Bochornoso aniversario

El atentado de Barcelona fue denunciado por el grupo terrorista Estado Islámico, pero para algunos es inconcebible que haya un mal que no proceda del Estado español. 


Se cumplen cinco años del criminal atentado islamista en las Ramblas de Barcelona y de nuevo se utiliza un acto de homenaje a las víctimas como maniobra propagandística del independentismo. Si la manifestación celebrada tras los atentados fue una demostración de fuerza contra la Corona y el Gobierno, el minuto de silencio celebrado este miércoles, coincidente con el aniversario, se ha convertido en una nueva demostración de odio, irracionalidad nacionalista y absoluta falta de respeto y compasión. Como ya ocurriera en toda España tras los atentados del 11-M en Atocha, la extrema derecha populista, unida a un interesado grupo de medios de comunicación, ha adoptado una absurda teoría conspiratoria como explicación a lo ocurrido. Digo bien cuando digo extrema derecha populista porque en Cataluña ese sector reaccionario e iliberal se corresponde con la involución del nacionalismo independentista, el que en gran parte arrancó en Convergència i Unió y ha acabado en Junts per Catalunya, apoyado por diferentes medios bien regados económicamente por la Generalitat.

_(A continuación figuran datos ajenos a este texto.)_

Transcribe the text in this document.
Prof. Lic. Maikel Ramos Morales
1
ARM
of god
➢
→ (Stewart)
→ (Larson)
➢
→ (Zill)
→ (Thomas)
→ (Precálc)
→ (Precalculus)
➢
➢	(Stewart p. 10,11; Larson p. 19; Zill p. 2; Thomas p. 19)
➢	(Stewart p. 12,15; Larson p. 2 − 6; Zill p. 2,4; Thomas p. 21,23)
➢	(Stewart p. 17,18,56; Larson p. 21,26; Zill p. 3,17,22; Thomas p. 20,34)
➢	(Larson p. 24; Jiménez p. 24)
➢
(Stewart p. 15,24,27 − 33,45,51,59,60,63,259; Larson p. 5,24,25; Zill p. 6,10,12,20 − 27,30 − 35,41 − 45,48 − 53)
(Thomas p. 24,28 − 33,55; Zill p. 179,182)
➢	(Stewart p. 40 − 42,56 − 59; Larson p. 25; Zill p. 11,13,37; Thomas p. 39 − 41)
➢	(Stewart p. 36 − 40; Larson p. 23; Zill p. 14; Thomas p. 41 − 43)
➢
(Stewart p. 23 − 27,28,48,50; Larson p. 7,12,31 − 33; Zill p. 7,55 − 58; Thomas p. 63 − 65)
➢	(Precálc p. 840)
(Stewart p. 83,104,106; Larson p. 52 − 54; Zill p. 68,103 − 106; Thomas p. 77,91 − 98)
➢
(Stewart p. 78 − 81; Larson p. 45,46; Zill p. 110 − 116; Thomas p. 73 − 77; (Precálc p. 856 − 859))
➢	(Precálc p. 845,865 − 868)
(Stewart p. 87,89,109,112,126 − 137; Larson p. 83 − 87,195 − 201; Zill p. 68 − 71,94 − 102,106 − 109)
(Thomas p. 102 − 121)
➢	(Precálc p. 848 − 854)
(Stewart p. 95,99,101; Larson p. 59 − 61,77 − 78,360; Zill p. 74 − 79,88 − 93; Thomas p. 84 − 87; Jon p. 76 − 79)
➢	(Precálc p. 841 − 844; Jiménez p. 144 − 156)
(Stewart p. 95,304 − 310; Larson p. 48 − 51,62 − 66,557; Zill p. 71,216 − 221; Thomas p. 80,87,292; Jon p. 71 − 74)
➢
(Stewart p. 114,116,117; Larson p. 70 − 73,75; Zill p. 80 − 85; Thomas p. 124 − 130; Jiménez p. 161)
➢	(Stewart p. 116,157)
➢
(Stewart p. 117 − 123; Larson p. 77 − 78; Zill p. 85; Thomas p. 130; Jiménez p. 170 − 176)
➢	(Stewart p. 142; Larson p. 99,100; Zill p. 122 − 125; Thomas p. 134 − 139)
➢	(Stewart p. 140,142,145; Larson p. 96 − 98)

Si en 2017 se acosó al Rey poco menos como si él hubiera sido el autor del atentado, en 2022 se ha violentado a los familiares de los fallecidos vociferando acusaciones contra el Estado por los hechos. Leo en La Vanguardia una entrevista con José Luis Trapero, entonces jefe de los Mossos d’Esquadra, quien dice que la sociedad catalana no ha sido generosa con las víctimas de Las Ramblas. Y tiene razón. No ha sido generosa porque ha sido manipulada a todas horas por sus élites políticas desde la televisión, las emisoras de radio y la prensa digital. Si para los conspiranoicos del 11-M aquel atentado fue fruto de la alianza entre la ETA, el Estado y unos marroquíes que por allí pasaban, para los del 17-A el atentado respondió a la complicidad de los servicios secretos españoles con un grupo integrista al que utilizaron para desestabilizar Cataluña e impedir su radiante porvenir independiente. Unos y otros, en su delirio antisistema, han aligerado el peso a los terroristas, a los causantes de tanto dolor: unos integristas islámicos radicalizados que, siguiendo al pie de la letra su libro sagrado, el Corán, han puesto en marcha la Yihad, la guerra santa, atentando contra un país impío y sus pecaminosas ideas liberales.

El atentado de Barcelona fue denunciado por el grupo terrorista Estado Islámico, pero para algunos es inconcebible que haya un mal que no proceda del Estado español. Los autores de Atocha siguieron la misma pauta que los que han atentado contra Salman Rushdie y rigen los destinos de Afganistán o Arabia Saudí. Qatar, un país que exporta la ideología islámica más integrista, cuyo nombre llevaba el F.C. Barcelona en sus camisetas en 2017, será la sede del mundial de fútbol de este año. A disfrutarlo.